Type Scaffold
Namespace tensorflow.train
Parent PythonObjectContainer
Interfaces IScaffold
Structure to create or gather pieces commonly needed to train a model. When you build a model for training you usually need ops to initialize
variables, a `Saver` to checkpoint them, an op to collect summaries for
the visualizer, and so on. Various libraries built on top of the core TensorFlow library take care of
creating some or all of these pieces and storing them in well known
collections in the graph. The `Scaffold` class helps pick these pieces from
the graph collections, creating and adding them to the collections if needed. If you call the scaffold constructor without any arguments, it will pick
pieces from the collections, creating default ones if needed when
`scaffold.finalize()` is called. You can pass arguments to the constructor to
provide your own pieces.

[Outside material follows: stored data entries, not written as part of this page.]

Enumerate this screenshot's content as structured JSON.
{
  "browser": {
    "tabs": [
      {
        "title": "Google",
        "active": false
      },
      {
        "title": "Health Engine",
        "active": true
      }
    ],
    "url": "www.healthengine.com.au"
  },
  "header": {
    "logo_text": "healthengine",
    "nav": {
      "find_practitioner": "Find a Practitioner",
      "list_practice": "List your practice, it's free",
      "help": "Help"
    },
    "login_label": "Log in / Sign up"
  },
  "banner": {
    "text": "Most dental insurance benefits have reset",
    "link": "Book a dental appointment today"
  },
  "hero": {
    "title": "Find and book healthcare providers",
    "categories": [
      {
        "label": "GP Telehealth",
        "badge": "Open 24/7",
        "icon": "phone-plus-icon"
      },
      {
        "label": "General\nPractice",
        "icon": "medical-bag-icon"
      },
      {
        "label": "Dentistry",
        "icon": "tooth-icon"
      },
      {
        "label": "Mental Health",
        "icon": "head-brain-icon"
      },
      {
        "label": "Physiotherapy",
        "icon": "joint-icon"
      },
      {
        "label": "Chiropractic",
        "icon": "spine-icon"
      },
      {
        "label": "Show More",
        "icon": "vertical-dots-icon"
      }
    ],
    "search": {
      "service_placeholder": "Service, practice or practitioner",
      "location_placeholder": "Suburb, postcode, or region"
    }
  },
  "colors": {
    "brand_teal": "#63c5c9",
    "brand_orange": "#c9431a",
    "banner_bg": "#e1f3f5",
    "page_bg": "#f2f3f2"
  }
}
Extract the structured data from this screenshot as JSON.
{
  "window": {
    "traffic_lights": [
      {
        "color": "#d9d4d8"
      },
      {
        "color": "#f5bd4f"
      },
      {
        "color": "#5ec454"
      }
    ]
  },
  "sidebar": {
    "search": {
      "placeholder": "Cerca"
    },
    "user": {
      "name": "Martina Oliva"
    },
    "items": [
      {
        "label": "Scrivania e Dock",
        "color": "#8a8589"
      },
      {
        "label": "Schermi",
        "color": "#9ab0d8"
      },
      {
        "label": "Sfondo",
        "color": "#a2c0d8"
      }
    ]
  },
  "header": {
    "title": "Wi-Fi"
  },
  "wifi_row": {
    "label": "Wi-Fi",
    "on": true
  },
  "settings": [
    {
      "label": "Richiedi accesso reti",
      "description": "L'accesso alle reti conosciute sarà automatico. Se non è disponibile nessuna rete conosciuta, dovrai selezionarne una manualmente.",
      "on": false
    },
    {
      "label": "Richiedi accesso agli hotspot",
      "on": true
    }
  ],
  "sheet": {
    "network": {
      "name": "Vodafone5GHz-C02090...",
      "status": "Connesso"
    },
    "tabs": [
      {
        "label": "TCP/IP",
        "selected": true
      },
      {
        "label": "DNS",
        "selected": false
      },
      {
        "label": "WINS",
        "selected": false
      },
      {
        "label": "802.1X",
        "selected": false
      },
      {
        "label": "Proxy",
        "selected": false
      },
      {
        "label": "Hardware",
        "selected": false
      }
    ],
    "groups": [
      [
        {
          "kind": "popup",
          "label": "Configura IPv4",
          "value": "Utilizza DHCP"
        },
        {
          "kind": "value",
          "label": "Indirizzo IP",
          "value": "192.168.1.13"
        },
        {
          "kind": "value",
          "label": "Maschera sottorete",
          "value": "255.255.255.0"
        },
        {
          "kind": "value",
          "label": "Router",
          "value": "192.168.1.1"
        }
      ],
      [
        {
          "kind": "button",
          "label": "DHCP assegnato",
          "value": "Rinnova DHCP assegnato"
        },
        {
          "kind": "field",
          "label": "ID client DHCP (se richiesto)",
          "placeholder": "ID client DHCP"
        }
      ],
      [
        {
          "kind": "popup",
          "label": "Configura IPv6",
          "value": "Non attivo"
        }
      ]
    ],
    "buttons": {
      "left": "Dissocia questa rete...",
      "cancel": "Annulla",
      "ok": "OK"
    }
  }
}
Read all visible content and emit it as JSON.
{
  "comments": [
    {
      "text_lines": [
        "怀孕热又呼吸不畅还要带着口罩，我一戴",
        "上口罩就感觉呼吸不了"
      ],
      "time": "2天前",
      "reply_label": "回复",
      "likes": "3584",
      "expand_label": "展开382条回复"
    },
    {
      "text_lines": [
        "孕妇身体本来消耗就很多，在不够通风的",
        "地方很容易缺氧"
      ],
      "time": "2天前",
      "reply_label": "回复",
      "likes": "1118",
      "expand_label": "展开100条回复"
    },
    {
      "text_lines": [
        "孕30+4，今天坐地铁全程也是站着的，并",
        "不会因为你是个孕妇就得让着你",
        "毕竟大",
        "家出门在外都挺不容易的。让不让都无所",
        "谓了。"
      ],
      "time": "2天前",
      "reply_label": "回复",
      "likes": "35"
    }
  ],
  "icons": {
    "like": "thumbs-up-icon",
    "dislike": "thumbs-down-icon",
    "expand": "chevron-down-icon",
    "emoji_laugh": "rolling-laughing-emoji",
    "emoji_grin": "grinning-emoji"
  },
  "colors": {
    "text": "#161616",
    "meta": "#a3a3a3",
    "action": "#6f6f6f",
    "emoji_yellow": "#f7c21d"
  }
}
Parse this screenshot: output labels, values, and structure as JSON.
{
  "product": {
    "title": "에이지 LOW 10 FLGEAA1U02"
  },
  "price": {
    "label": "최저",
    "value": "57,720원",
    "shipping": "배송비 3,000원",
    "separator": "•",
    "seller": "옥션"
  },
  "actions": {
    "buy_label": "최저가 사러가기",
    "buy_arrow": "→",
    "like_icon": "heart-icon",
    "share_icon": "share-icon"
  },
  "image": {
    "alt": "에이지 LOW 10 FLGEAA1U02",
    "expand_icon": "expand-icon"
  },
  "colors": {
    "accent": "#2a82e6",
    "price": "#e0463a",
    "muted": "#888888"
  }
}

Pieces that you pass to the constructor are not
added to the graph collections. The following pieces are directly accessible as attributes of the `Scaffold`
object: * `saver`: A `tf.compat.v1.train.Saver` object taking care of saving the
variables.
Picked from and stored into the `SAVERS` collection in the graph by default.
* `init_op`: An op to run to initialize the variables. Picked from and
stored into the `INIT_OP` collection in the graph by default.
* `ready_op`: An op to verify that the variables are initialized. Picked
from and stored into the `READY_OP` collection in the graph by default.
* `ready_for_local_init_op`: An op to verify that global state has been
initialized and it is alright to run `local_init_op`. Picked from and
stored into the `READY_FOR_LOCAL_INIT_OP` collection in the graph by
default. This is needed when the initialization of local variables depends
on the values of global variables.
* `local_init_op`: An op to initialize the local variables. Picked
from and stored into the `LOCAL_INIT_OP` collection in the graph by default.
* `summary_op`: An op to run and merge the summaries in the graph. Picked
from and stored into the `SUMMARY_OP` collection in the graph by default. You can also pass the following additional pieces to the constructor: * `init_feed_dict`: A session feed dictionary that should be used when
running the init op.
* `init_fn`: A callable to run after the init op to perform additional
initializations. The callable will be called as
`init_fn(scaffold, session)`.
Methods
Properties
Public static methods
object default_local_init_op()
Returns an op that groups the default local init ops. This op is used during session initialization when a Scaffold is
initialized without specifying the local_init_op arg. It includes
`tf.compat.v1.local_variables_initializer`,
`tf.compat.v1.tables_initializer`, and also
initializes local session resources.
Returns
-
object
- The default Scaffold local init op.
object default_local_init_op_dyn()
Returns an op that groups the default local init ops. This op is used during session initialization when a Scaffold is
initialized without specifying the local_init_op arg. It includes
`tf.compat.v1.local_variables_initializer`,
`tf.compat.v1.tables_initializer`, and also
initializes local session resources.
Returns
-
object
- The default Scaffold local init op.
object get_or_default(string arg_name, string collection_key, object default_constructor)
Get from cache or create a default operation.
object get_or_default_dyn(object arg_name, object collection_key, object default_constructor)
Get from cache or create a default operation.